Different types of blends are also commonly used as filling to combine the benefits and characteristics of different materials, to create pillows and cushions that offer a balanced and tailored experience. In recent years blends of raw and recycled materials are also catching on to reduce raw material purchase. For example, it’s possible to reuse production scraps from the manufacturing process and blend it in low percentages with other materials, such as ball fiber or microfiber. Blends can be customized to meet specific requirements, whether it’s increasing fluffiness, resilience or any other feature. This versatility makes blend-filled pillows a popular choice, because it covers a wide range of preferences and needs.
WHAT ROLE DO MACHINES PLAY?
Choosing the appropriate machine to handle raw materials and the right pillow blowing or stuffing equipment is essential to guarantee the production of quality pillows.

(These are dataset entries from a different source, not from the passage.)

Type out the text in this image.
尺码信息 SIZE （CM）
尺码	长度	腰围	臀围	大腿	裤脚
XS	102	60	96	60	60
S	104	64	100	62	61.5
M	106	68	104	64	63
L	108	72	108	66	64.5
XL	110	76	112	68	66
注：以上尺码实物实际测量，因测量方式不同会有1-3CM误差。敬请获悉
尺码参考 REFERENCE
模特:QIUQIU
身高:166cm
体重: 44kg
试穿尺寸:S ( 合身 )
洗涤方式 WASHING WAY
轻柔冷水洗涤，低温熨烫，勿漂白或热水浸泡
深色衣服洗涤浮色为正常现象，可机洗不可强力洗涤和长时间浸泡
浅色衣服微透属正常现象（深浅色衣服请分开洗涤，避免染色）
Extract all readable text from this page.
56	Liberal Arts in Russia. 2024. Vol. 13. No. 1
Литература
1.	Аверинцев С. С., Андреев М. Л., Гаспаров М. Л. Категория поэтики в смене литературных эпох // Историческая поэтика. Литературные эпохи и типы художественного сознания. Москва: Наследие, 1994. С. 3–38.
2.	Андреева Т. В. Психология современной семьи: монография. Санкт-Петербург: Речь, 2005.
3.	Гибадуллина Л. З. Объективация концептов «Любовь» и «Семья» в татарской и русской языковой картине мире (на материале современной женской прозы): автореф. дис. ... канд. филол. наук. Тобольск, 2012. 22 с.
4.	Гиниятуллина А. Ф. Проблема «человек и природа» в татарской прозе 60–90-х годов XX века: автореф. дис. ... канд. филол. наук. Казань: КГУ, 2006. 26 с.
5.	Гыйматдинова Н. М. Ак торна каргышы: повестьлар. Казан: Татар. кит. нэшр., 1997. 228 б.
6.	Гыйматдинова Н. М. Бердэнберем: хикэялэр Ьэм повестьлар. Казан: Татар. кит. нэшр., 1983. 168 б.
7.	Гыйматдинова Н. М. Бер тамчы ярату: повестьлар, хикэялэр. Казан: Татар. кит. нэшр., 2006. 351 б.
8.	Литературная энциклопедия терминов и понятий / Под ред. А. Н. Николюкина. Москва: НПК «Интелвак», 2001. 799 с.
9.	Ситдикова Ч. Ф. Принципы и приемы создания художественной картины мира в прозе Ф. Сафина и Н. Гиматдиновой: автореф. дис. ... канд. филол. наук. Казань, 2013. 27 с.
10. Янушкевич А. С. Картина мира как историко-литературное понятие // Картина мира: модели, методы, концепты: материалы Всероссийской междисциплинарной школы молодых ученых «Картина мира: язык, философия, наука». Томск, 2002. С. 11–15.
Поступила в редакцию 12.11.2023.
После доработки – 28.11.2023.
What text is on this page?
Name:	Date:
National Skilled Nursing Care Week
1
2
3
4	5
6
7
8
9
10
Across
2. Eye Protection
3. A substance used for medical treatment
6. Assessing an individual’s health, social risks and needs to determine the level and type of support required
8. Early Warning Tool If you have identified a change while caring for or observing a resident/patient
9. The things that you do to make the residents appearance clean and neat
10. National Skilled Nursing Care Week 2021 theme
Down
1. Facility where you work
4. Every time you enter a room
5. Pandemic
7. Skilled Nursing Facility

Throughout the years, our commitment to research and development has led us to design automated machines that not only handle raw materials with precision but also bring out their full potential. That’s because an automated process helps distribute filling materials accurately and evenly throughout the pillow casing: this ensures consistency in every single product, but also an improved management of raw materials and therefore a reduction of waste.
Inappropriate equipment on the other hand can result in uneven lumps in the pillow, leading to discomfort and reduced quality. On top of that, automated machines have quality control features, such as weight measurement and inspection systems, to monitor and ensure the quality of the filled pillows. These data, and in general a digitalized process, are key to keep an eye on costs, performances and inefficiencies.